Hello, I'm Mark Pearson. By many accounts it would seem the economy is floundering. The unemployment rate this week climbed to 6.1 percent, the highest level in 9 years. The Commerce department reports construction spending has slowed to its lowest level in four months. But, the Federal Reserve has decided to leave interest rates at their forty year lows, and has indicated a willingness to roll back rates to help get the economy moving again. It may be needed, companies have resisted new investment in equipment and are not expanding workforces.
Despite the apparently gloomy numbers, the nation's financial community sees things improving.
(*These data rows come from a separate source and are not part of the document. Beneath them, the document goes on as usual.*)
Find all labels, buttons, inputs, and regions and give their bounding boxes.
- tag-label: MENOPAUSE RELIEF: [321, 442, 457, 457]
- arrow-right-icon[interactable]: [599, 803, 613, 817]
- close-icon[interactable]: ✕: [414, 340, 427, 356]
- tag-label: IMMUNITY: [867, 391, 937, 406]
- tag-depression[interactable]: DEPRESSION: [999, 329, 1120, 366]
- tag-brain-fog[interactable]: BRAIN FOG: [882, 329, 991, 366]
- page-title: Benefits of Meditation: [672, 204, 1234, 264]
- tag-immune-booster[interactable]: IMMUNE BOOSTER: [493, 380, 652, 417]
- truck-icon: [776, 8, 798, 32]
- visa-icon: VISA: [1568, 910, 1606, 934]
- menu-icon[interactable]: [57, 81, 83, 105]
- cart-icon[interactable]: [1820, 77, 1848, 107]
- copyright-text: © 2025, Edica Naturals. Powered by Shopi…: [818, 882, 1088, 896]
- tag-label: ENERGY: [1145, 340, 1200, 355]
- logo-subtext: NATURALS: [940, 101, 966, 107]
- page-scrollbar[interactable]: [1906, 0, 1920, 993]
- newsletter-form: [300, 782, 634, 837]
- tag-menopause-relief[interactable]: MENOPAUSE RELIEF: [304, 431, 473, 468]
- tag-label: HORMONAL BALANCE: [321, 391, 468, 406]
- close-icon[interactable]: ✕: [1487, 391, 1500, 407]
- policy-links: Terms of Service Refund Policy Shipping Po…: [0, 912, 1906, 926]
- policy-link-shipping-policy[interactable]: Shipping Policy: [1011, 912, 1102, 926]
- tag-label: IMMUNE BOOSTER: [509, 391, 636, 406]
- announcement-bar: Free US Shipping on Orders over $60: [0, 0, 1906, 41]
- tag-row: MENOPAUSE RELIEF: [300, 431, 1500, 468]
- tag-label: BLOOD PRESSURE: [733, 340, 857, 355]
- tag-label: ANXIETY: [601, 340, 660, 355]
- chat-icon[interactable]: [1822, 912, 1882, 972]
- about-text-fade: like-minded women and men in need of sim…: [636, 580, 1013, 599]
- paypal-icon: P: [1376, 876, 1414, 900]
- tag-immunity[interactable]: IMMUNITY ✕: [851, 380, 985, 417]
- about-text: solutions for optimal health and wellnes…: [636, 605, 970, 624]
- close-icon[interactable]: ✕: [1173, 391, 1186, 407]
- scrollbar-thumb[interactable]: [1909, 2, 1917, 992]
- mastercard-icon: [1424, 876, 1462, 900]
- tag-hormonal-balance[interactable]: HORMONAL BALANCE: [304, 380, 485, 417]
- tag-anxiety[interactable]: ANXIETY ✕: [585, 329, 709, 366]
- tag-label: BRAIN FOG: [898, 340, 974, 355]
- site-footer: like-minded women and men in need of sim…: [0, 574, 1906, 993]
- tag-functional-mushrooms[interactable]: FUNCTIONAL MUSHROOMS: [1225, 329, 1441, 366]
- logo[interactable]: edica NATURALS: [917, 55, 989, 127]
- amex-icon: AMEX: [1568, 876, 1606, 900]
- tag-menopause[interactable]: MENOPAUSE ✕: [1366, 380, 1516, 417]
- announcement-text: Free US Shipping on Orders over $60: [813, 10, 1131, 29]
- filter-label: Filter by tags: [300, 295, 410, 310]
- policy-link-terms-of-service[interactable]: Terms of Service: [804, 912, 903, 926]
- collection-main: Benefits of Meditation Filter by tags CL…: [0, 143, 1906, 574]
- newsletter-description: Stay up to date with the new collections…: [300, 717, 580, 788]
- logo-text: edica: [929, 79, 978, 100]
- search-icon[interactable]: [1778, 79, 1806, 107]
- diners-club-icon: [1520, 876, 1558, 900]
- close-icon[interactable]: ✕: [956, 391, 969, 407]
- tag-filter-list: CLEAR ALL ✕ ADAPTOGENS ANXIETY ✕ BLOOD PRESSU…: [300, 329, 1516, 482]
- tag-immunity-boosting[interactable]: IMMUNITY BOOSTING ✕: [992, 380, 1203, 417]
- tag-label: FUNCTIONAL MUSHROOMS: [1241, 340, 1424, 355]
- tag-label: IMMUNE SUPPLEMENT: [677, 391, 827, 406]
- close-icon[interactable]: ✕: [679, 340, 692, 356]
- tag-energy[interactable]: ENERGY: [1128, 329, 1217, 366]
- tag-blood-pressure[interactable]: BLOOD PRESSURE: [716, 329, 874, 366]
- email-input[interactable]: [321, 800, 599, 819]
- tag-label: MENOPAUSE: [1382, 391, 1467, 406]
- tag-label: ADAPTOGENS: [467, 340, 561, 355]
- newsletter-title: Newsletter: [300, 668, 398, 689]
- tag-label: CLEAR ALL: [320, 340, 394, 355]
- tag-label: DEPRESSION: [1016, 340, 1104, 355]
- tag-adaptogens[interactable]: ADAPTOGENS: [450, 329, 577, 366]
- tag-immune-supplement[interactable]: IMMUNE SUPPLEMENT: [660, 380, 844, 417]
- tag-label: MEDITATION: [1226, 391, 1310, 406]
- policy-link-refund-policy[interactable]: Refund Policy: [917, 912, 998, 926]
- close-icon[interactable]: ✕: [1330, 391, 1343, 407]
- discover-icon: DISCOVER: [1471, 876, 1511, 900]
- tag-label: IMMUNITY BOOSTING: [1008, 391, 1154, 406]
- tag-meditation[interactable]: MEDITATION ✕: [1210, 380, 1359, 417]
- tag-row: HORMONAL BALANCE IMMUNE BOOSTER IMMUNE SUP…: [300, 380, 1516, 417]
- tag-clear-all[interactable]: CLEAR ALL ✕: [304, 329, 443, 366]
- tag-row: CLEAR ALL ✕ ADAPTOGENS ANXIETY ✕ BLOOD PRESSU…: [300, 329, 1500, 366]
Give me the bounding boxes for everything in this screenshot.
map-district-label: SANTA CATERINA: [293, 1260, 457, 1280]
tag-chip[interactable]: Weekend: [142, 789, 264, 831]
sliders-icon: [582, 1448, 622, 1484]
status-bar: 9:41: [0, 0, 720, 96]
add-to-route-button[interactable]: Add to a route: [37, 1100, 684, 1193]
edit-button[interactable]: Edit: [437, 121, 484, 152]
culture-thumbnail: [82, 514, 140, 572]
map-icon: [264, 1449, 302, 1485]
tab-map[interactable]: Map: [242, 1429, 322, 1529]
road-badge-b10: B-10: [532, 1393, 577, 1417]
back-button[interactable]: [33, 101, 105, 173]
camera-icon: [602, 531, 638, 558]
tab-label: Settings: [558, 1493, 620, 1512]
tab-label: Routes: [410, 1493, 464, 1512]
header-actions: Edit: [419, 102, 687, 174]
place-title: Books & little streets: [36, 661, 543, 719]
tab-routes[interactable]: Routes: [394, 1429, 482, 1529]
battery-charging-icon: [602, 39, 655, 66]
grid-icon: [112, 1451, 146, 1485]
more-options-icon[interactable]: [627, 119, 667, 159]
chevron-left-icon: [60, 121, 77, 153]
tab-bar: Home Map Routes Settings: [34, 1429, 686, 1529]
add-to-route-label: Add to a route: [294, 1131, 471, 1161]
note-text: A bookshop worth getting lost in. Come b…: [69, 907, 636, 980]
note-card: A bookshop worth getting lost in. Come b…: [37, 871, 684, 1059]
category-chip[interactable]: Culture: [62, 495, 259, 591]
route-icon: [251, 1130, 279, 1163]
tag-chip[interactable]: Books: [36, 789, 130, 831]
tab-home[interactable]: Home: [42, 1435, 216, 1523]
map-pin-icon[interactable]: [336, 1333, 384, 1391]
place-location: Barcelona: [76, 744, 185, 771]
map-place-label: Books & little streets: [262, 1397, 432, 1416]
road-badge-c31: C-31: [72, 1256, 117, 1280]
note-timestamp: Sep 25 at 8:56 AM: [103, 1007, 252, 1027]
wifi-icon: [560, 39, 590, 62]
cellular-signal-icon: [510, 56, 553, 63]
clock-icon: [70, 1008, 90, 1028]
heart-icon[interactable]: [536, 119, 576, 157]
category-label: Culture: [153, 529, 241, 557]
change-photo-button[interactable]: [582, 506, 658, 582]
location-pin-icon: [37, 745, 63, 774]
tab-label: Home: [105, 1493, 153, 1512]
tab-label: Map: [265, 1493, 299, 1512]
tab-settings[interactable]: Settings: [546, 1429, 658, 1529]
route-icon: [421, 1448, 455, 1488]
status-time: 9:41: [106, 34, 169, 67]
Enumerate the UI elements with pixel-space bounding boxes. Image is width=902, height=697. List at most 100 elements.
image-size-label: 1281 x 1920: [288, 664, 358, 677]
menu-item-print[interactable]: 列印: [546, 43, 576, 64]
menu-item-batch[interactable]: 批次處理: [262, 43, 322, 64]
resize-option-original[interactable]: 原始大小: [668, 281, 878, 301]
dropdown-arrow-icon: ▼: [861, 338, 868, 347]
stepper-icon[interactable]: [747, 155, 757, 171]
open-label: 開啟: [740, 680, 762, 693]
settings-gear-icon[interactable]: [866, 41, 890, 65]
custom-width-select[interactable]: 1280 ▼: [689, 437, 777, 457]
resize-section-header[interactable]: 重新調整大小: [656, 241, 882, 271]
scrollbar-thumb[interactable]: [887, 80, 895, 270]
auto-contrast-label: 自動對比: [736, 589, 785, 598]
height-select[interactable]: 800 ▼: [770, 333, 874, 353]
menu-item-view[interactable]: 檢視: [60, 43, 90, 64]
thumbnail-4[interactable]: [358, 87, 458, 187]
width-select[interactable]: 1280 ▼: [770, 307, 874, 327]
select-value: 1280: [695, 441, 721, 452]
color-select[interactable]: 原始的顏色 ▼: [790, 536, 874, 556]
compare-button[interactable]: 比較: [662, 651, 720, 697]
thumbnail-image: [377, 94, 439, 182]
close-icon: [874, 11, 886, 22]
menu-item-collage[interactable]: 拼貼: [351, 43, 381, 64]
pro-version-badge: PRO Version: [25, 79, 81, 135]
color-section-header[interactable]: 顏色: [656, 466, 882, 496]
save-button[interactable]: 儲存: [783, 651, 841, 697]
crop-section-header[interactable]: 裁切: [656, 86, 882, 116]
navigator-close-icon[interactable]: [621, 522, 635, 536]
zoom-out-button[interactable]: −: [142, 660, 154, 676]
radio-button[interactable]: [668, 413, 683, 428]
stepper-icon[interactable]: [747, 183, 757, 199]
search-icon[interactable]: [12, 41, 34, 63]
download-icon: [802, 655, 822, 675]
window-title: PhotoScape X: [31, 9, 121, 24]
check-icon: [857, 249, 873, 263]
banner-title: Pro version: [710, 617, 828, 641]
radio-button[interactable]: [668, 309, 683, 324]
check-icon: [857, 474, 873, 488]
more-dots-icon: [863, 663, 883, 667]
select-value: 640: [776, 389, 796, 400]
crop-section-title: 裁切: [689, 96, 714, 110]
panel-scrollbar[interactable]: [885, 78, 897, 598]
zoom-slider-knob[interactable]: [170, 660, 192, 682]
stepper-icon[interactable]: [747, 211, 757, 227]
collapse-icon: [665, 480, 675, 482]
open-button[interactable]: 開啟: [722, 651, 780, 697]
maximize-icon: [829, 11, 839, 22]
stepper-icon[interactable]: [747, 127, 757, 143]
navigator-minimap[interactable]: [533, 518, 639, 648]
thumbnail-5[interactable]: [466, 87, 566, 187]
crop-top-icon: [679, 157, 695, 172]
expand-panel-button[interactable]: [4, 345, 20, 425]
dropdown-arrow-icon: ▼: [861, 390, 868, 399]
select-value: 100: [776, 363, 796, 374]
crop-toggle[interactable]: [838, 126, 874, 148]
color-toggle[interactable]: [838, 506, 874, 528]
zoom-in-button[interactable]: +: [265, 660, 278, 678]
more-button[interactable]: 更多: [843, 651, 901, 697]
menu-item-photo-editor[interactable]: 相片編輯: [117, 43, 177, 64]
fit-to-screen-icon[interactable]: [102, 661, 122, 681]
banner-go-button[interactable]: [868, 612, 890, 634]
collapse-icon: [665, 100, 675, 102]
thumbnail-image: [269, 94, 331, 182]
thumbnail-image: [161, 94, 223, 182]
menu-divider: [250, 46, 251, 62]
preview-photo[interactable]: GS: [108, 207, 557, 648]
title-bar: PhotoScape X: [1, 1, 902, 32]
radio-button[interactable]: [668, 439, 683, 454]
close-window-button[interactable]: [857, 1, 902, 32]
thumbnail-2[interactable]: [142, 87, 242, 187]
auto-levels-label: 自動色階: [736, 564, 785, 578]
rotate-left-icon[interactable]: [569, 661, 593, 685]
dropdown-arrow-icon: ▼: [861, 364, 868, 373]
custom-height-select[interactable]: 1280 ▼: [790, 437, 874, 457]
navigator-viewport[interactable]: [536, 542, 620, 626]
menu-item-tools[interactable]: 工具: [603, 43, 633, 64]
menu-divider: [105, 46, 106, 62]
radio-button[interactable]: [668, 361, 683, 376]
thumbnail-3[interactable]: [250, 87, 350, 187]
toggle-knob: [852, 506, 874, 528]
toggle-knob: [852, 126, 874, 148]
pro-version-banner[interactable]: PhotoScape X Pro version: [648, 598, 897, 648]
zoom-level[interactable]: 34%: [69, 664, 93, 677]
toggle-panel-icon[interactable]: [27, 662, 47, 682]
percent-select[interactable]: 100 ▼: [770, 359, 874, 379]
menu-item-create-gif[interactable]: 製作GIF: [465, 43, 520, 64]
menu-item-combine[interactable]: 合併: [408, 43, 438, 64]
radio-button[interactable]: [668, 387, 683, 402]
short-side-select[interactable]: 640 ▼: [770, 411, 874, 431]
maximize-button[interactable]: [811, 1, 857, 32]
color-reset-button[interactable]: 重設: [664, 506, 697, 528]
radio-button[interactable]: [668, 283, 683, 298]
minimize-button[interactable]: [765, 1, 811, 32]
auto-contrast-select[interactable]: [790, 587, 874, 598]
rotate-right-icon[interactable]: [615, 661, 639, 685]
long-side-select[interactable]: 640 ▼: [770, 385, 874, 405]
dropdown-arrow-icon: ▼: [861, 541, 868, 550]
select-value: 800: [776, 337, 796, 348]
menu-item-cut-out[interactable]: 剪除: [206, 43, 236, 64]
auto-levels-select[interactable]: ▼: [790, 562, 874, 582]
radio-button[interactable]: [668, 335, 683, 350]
Literally every stock index claimed robust gains this week as investors began to seek entry to the ground floor of what many analysts believe is an economic recovery.
In Rural America the economy is no less optimistic, but in recent days it has been tempered by a couple harsh realties – one seasonal, and the other totally unexpected.
The lone dark spot in the development of the nation's grain crops was literally above the Plaines this week. Summer storms continue to hamper winter wheat harvests in Texas and Oklahoma. Futures markets have not been alarmed by the delays. There is considerably more angst in the cattle futures pits.
Since the May 20 ban on imports of Canadian beef due to the discovery of Mad Cow disease in a single animal, traders have been anxious about what the discovery would do to domestic beef demand, and what lifting the ban would do to markets.
Despite the announcement American consumption has not ebbed. Indeed packers are actively buying U.S. beef. Cash cattle prices in the U.S. are at lucrative levels 8 to 10 dollars a hundred weight higher than futures prices.
Traders however are fully aware of the burgeoning supply of beef that is building in Canadian feedlots and they worry that lifting or even easing the ban on imports could decimate U.S. markets.